Despite being one of the wealthiest women in the United States and one of the most generous individuals in a city blessed with a long procession of altruistic citizens, Miss Buckingham preferred that no credit come to her for the many contributions she made. Later in life she ordered that her name be removed from the Social Register and severely limited her circle of friends.

Miss Buckingham was born on August 3, 1858, the eldest daughter of Ebenezer and Lucy Buckingham, in Zanesville, Ohio. Her mother's father, Solomon Sturges, was responsible for bringing the family to Chicago in the 1850s. At that time the Sturges and Buckingham families controlled a string of grain elevators in Ohio, Pennsylvania and along the Erie Canal. It was sound business sense to move to Chicago and in 1850 Miss Buckingham's great uncle, Alvah Buckingham, constructed the first grain elevator in the city.

Everything that the Buckingham and Sturges families owned was obliterated in the Great Fire of 1871, their homes on the north side of the city, their grain elevators along the river, the first of many tragedies that would become a motif that ran through Miss Buckingham's life.

A second Chicago Fire in 1874 gave rise to one of the earliest examples of Miss Buckingham's generosity. After that second conflagration, the 15-year-old Kate launched a drive to raise funds for a Christmas party to bring some measure of joy to children in the Cook County hospital.

The Tribune describes the effort... "On Christmas eve the Christmas tree, heavily laden with gifts, was set up in the children's ward, and its many candles were lighted. Tragedy swiftly followed. Through some mishap the burning candles started a fire, and the tree and all its Christmas largesse burned down. Bur young Miss Buckingham, nothing deterred, set forth to raise anew money enough for gifts for each child. And did."

The family relocated their home to Prairie Avenue, the city's most select street, and the family business, J & E Buckingham, prospered beyond measure. In 1882 Miss Buckingham's father also built a grand home in Lake Forest, but despite its location on a bluff above Lake Michigan, the family continued to make its principal home in Chicago.

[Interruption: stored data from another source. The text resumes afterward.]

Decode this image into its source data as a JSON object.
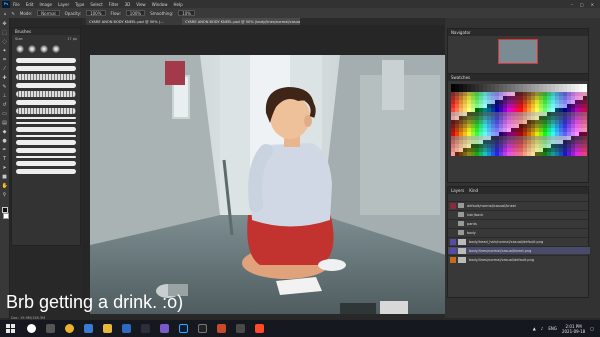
{
  "menubar": {
    "app_logo": "Ps",
    "items": [
      "File",
      "Edit",
      "Image",
      "Layer",
      "Type",
      "Select",
      "Filter",
      "3D",
      "View",
      "Window",
      "Help"
    ]
  },
  "optionsbar": {
    "mode_label": "Mode:",
    "mode_value": "Normal",
    "opacity_label": "Opacity:",
    "opacity_value": "100%",
    "flow_label": "Flow:",
    "flow_value": "100%",
    "smoothing_label": "Smoothing:",
    "smoothing_value": "10%"
  },
  "tabs": [
    {
      "label": "CYARE ANON BODY KNEEL.psd @ 50% (..."
    },
    {
      "label": "CYARE ANON BODY KNEEL.psd @ 50% (body/lines/normal/casual/kneel.png, RGB/8*)"
    }
  ],
  "brushes": {
    "title": "Brushes",
    "size_label": "Size:",
    "size_value": "17 px"
  },
  "navigator": {
    "title": "Navigator",
    "zoom": "50%"
  },
  "swatches": {
    "title": "Swatches"
  },
  "layers": {
    "title": "Layers",
    "filter": "Kind",
    "rows": [
      {
        "name": "default/normal/casual/kneel",
        "eye": "red"
      },
      {
        "name": "hair/back",
        "eye": "none"
      },
      {
        "name": "pants",
        "eye": "none"
      },
      {
        "name": "body",
        "eye": "none"
      },
      {
        "name": "body/head_hair/normal/casual/default.png",
        "eye": "blue"
      },
      {
        "name": "body/lines/normal/casual/kneel.png",
        "eye": "blue"
      },
      {
        "name": "body/lines/normal/casual/default.png",
        "eye": "orange"
      }
    ]
  },
  "caption": "Brb getting a drink. :o)",
  "status": "Doc: 19.9M/158.3M",
  "taskbar": {
    "clock_time": "2:01 PM",
    "clock_date": "2021-09-18",
    "lang": "ENG"
  },
  "colors": {
    "accent_red": "#d42a3a",
    "layer_selected": "#4a4a6a"
  }
}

It was in the Prairie Avenue home that Kate and her sister, Lucy Maud, were educated. It was in this home that Lucy Buckingham died in 1889, and it was there that Kate's sister became increasingly incapacitated. From the house Clarence Buckingham, Kate's brother, and their father expanded the family's enterprises to include banking, insurance, steel manufacture, and real estate.

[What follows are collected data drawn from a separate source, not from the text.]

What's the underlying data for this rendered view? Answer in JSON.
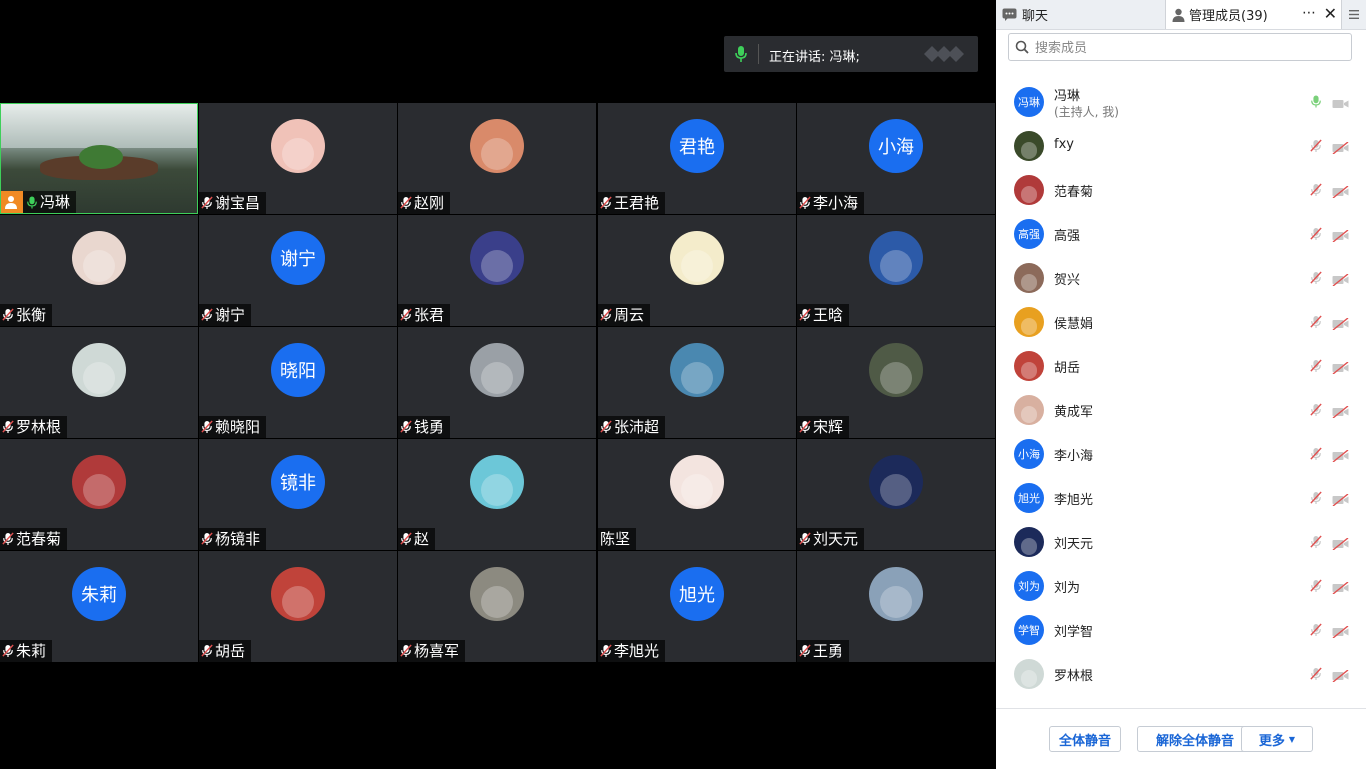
{
  "speaking_banner": {
    "text": "正在讲话: 冯琳;"
  },
  "tiles": [
    {
      "name": "冯琳",
      "kind": "video",
      "host": true,
      "mic": "on"
    },
    {
      "name": "谢宝昌",
      "kind": "photo",
      "avatar_color": "#f0c2b8",
      "mic": "off"
    },
    {
      "name": "赵刚",
      "kind": "photo",
      "avatar_color": "#d98a6a",
      "mic": "off"
    },
    {
      "name": "王君艳",
      "kind": "text",
      "avatar_text": "君艳",
      "avatar_color": "#1a6ef0",
      "mic": "off"
    },
    {
      "name": "李小海",
      "kind": "text",
      "avatar_text": "小海",
      "avatar_color": "#1a6ef0",
      "mic": "off"
    },
    {
      "name": "张衡",
      "kind": "photo",
      "avatar_color": "#e9d7cf",
      "mic": "off"
    },
    {
      "name": "谢宁",
      "kind": "text",
      "avatar_text": "谢宁",
      "avatar_color": "#1a6ef0",
      "mic": "off"
    },
    {
      "name": "张君",
      "kind": "photo",
      "avatar_color": "#3a3f8a",
      "mic": "off"
    },
    {
      "name": "周云",
      "kind": "photo",
      "avatar_color": "#f4eccb",
      "mic": "off"
    },
    {
      "name": "王晗",
      "kind": "photo",
      "avatar_color": "#2c5aa8",
      "mic": "off"
    },
    {
      "name": "罗林根",
      "kind": "photo",
      "avatar_color": "#cfd9d6",
      "mic": "off"
    },
    {
      "name": "赖晓阳",
      "kind": "text",
      "avatar_text": "晓阳",
      "avatar_color": "#1a6ef0",
      "mic": "off"
    },
    {
      "name": "钱勇",
      "kind": "photo",
      "avatar_color": "#9aa0a6",
      "mic": "off"
    },
    {
      "name": "张沛超",
      "kind": "photo",
      "avatar_color": "#4a88b0",
      "mic": "off"
    },
    {
      "name": "宋辉",
      "kind": "photo",
      "avatar_color": "#4f5a46",
      "mic": "off"
    },
    {
      "name": "范春菊",
      "kind": "photo",
      "avatar_color": "#b03a3a",
      "mic": "off"
    },
    {
      "name": "杨镜非",
      "kind": "text",
      "avatar_text": "镜非",
      "avatar_color": "#1a6ef0",
      "mic": "off"
    },
    {
      "name": "赵",
      "kind": "photo",
      "avatar_color": "#6cc7d8",
      "mic": "off"
    },
    {
      "name": "陈坚",
      "kind": "photo",
      "avatar_color": "#f3e4df",
      "mic": "none"
    },
    {
      "name": "刘天元",
      "kind": "photo",
      "avatar_color": "#1c2a5a",
      "mic": "off"
    },
    {
      "name": "朱莉",
      "kind": "text",
      "avatar_text": "朱莉",
      "avatar_color": "#1a6ef0",
      "mic": "off"
    },
    {
      "name": "胡岳",
      "kind": "photo",
      "avatar_color": "#c0433a",
      "mic": "off"
    },
    {
      "name": "杨喜军",
      "kind": "photo",
      "avatar_color": "#8c8a80",
      "mic": "off"
    },
    {
      "name": "李旭光",
      "kind": "text",
      "avatar_text": "旭光",
      "avatar_color": "#1a6ef0",
      "mic": "off"
    },
    {
      "name": "王勇",
      "kind": "photo",
      "avatar_color": "#8aa1b8",
      "mic": "off"
    }
  ],
  "panel": {
    "tab_chat": "聊天",
    "tab_members": "管理成员(39)",
    "more_icon": "⋯",
    "close_icon": "✕",
    "search_placeholder": "搜索成员",
    "members": [
      {
        "name": "冯琳",
        "sub": "(主持人, 我)",
        "avatar_text": "冯琳",
        "avatar_color": "#1a6ef0",
        "mic_active": true
      },
      {
        "name": "fxy",
        "avatar_color": "#3a4a2a"
      },
      {
        "name": "范春菊",
        "avatar_color": "#b03a3a"
      },
      {
        "name": "高强",
        "avatar_text": "高强",
        "avatar_color": "#1a6ef0"
      },
      {
        "name": "贺兴",
        "avatar_color": "#8c6a5a"
      },
      {
        "name": "侯慧娟",
        "avatar_color": "#e8a020"
      },
      {
        "name": "胡岳",
        "avatar_color": "#c0433a"
      },
      {
        "name": "黄成军",
        "avatar_color": "#d8b0a0"
      },
      {
        "name": "李小海",
        "avatar_text": "小海",
        "avatar_color": "#1a6ef0"
      },
      {
        "name": "李旭光",
        "avatar_text": "旭光",
        "avatar_color": "#1a6ef0"
      },
      {
        "name": "刘天元",
        "avatar_color": "#1c2a5a"
      },
      {
        "name": "刘为",
        "avatar_text": "刘为",
        "avatar_color": "#1a6ef0"
      },
      {
        "name": "刘学智",
        "avatar_text": "学智",
        "avatar_color": "#1a6ef0"
      },
      {
        "name": "罗林根",
        "avatar_color": "#cfd9d6"
      }
    ],
    "buttons": {
      "mute_all": "全体静音",
      "unmute_all": "解除全体静音",
      "more": "更多"
    }
  },
  "colors": {
    "accent": "#1a6ef0",
    "mic_on": "#3ecf5a",
    "mic_off": "#e05050",
    "host_badge": "#f08a24"
  }
}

The family's affiliation with the Art Institute began in the 1890s when Clarence, impressed by the Japanese art exhibited at the World's Columbian Exposition of 1893, began collecting Japanese prints. Ebenezer died in 1911, Clarence died just over a year later, and Lucy Maud lingered on in increasingly poorer health until 1920. All the losses must have further isolated Kate, a woman left alone in a house that mother, father, sister and brother had shared for her whole adult life.
She continued to collect art, though, following her brother's lead. Clarence had been a governing member of the Art Institute of Chicago for three decades and a member of the Board of Trustees for a dozen. [Scultz & Hast] After the death of her sister, Kate Buckingham gave her entire collection of Japanese prints, etchings and engravings, Chinese pottery and porcelain, Persian miniatures, Chinese ritual bronzes, Italian silver and English lusterware to the institute. [The Frick Collection.]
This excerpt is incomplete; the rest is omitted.